Nous nous concentrons sur le développement des usages par des casques de réalité virtuelle (Oculus 3 ou Pico 4), mais nous sommes en mesure d’exporter les sources pour des applications mobiles, PC ou tablettes car nous sommes propriétaires des modules.
Nous avons très peu de demandes concernant l’exportation des modules vers un ordinateur.
Dans vos projets R&D, comment évolue la 3D haptique ?
Cela progresse beaucoup sur fond d’adoption générale de la 3D par les entreprises dans le cadre de la formation. Il existe une certaine acculturation dans ce sens depuis trois ans.
Pour aller plus loin, en 2023, i-Oasis a décidé d’innover sur le volet haptique avec des gants intégrant des capteurs permettant de ressentir des sensations. Par exemple, l’apprenant peut entrer en immersion dans un environnement pour toucher des machines avec des tuyaux qui vibrent. Ce qui rend la scène encore plus réaliste.
Désormais, nous disposons d’une combinaison haptique complète et réalisons une expérimentation avec l’Armée de terre dans ce sens.
À ma connaissance, nous sommes la seule société technologique française à développer ce sujet à côté de Tesla aux États-Unis. Une dizaine de dépôts de brevets sont en cours dans ce sens.
Les efforts de R&D d’i-Oasis sont réalisés sur les fonds propres. Nous y consacrons 30 % du CA : cela doit être une priorité pour l’entreprise.
Par exemple, nous avons développé un kit d’odeur utile pour des endroits où des câbles électriques ont été installés. L’objectif est d’apprendre à exploiter au maximum nos cinq sens dans les environnements professionnels.
J’ai beaucoup appris à ce sujet avec ma formation initiale d’ingénieur et mon parcours d’une dizaine d’années dans des centres de recherche.
Quelle est la place de l’IA dans les développements technologiques d’i-Oasis ?
Nous intégrons l’IA dans tous nos projets 3D. L’IA est un passage obligatoire. Nous sommes en 2025. Il faut s’y mettre sous peine d’être dépassé.
Comment collaborez-vous avec le CCCA-BTP ?
C’est une super rencontre. Presque une histoire d’amour. En fait, il s’agit de très bons pédagogues qui ont compris l’avenir de la formation dans le BTP. Il faut un renouveau des approches métiers et compétences dans un univers qui n’est pas forcément attractif a priori.

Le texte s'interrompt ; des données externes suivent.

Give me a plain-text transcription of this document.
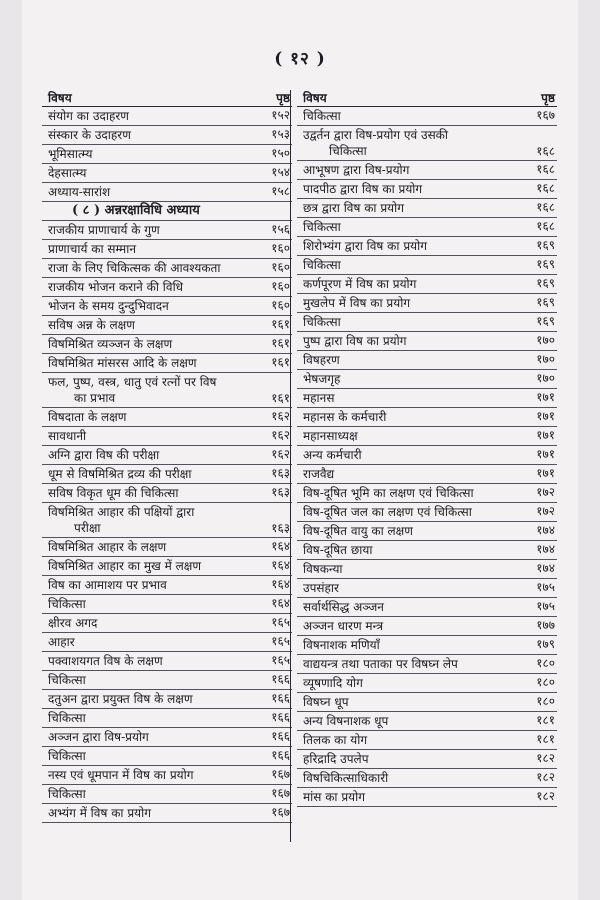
( १२ )
विषय	पृष्ठ
संयोग का उदाहरण	१५२
संस्कार के उदाहरण	१५३
भूमिसात्म्य	१५०
देहसात्म्य	१५४
अध्याय-सारांश	१५८
( ८ ) अन्नरक्षाविधि अध्याय
राजकीय प्राणाचार्य के गुण	१५६
प्राणाचार्य का सम्मान	१६०
राजा के लिए चिकित्सक की आवश्यकता	१६०
राजकीय भोजन कराने की विधि	१६०
भोजन के समय दुन्दुभिवादन	१६०
सविष अन्न के लक्षण	१६१
विषमिश्रित व्यञ्जन के लक्षण	१६१
विषमिश्रित मांसरस आदि के लक्षण	१६१
फल, पुष्प, वस्त्र, धातु एवं रत्नों पर विष
का प्रभाव	१६१
विषदाता के लक्षण	१६२
सावधानी	१६२
अग्नि द्वारा विष की परीक्षा	१६२
धूम से विषमिश्रित द्रव्य की परीक्षा	१६३
सविष विकृत धूम की चिकित्सा	१६३
विषमिश्रित आहार की पक्षियों द्वारा
परीक्षा	१६३
विषमिश्रित आहार के लक्षण	१६४
विषमिश्रित आहार का मुख में लक्षण	१६४
विष का आमाशय पर प्रभाव	१६४
चिकित्सा	१६४
क्षीरव अगद	१६५
आहार	१६५
पक्वाशयगत विष के लक्षण	१६५
चिकित्सा	१६६
दतुअन द्वारा प्रयुक्त विष के लक्षण	१६६
चिकित्सा	१६६
अञ्जन द्वारा विष-प्रयोग	१६६
चिकित्सा	१६६
नस्य एवं धूमपान में विष का प्रयोग	१६७
चिकित्सा	१६७
अभ्यंग में विष का प्रयोग	१६७
विषय	पृष्ठ
चिकित्सा	१६७
उद्वर्तन द्वारा विष-प्रयोग एवं उसकी
चिकित्सा	१६८
आभूषण द्वारा विष-प्रयोग	१६८
पादपीठ द्वारा विष का प्रयोग	१६८
छत्र द्वारा विष का प्रयोग	१६८
चिकित्सा	१६८
शिरोभ्यंग द्वारा विष का प्रयोग	१६९
चिकित्सा	१६९
कर्णपूरण में विष का प्रयोग	१६९
मुखलेप में विष का प्रयोग	१६९
चिकित्सा	१६९
पुष्प द्वारा विष का प्रयोग	१७०
विषहरण	१७०
भेषजगृह	१७०
महानस	१७१
महानस के कर्मचारी	१७१
महानसाध्यक्ष	१७१
अन्य कर्मचारी	१७१
राजवैद्य	१७१
विष-दूषित भूमि का लक्षण एवं चिकित्सा	१७२
विष-दूषित जल का लक्षण एवं चिकित्सा	१७२
विष-दूषित वायु का लक्षण	१७४
विष-दूषित छाया	१७४
विषकन्या	१७४
उपसंहार	१७५
सर्वार्थसिद्ध अञ्जन	१७५
अञ्जन धारण मन्त्र	१७७
विषनाशक मणियाँ	१७९
वाद्ययन्त्र तथा पताका पर विषघ्न लेप	१८०
व्यूषणादि योग	१८०
विषघ्न धूप	१८०
अन्य विषनाशक धूप	१८१
तिलक का योग	१८१
हरिद्रादि उपलेप	१८२
विषचिकित्साधिकारी	१८२
मांस का प्रयोग	१८२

i-Oasis n’est pas le seul prestataire à travailler sur la 3D avec le CCCA-BTP. Ainsi, nous avons monté un consortium pour répondre à l’appel à projet multithématiques Deffinum lancé en 2022 dans le cadre du programme d’investissements d’avenir France 2030 : nous avons décroché 14 M€ pour mener ce projet. C’était la plus grosse enveloppe financière attribuée dans ce lot.
Quelle collaboration avez-vous mis en place avec France Travail ?
Notre mission consiste à former des bons candidats prêts à entrer sur le marché du travail et rencontrer des recruteurs. Mais il faut passer le cap de l’entretien d’embauche, qui peut se révéler rédhibitoire, alors que le candidat dispose des qualifications techniques et des diplômes requis.
- Avec France Travail, nous avons développé un environnement 3D pour entraîner nos candidats avec 7 profils psychologiques de recruteur virtuel (« sympathique », « empathique », « rigoureux »…) et les bousculer dans cet exercice. Nous utilisons également une IA pour ce projet (un LLM open source) pour vérifier si le candidat a des compétences (hard skills et soft skills) nécessaires.
- À la fin de l’entretien en 3D, on dresse un diagramme de Kiviat, une sorte de toile d’araignée de compétences. L’objectif est d’expliquer au candidat ce qu’est une fiche de poste avec les compétences requises. Certains candidats ont du mal à parler d’eux-mêmes et à se mettre en valeur alors qu’ils disposent de toutes les compétences requises.
- Une première expérimentation baptisée « Recrute-moi » a été lancée dans ce sens avec une centaine de candidats, un certain nombre d’agences France Travail en Île-de-France et des candidats de divers profils et de divers âges. Elle a démarré en décembre 2024, pour une fin prévue en juin 2025, avec l’objectif de multiplier les « sorties positives » (poste CDD ou CDI décroché, reconversion professionnelle acceptée, proposition de parcours validé de montée en compétences…).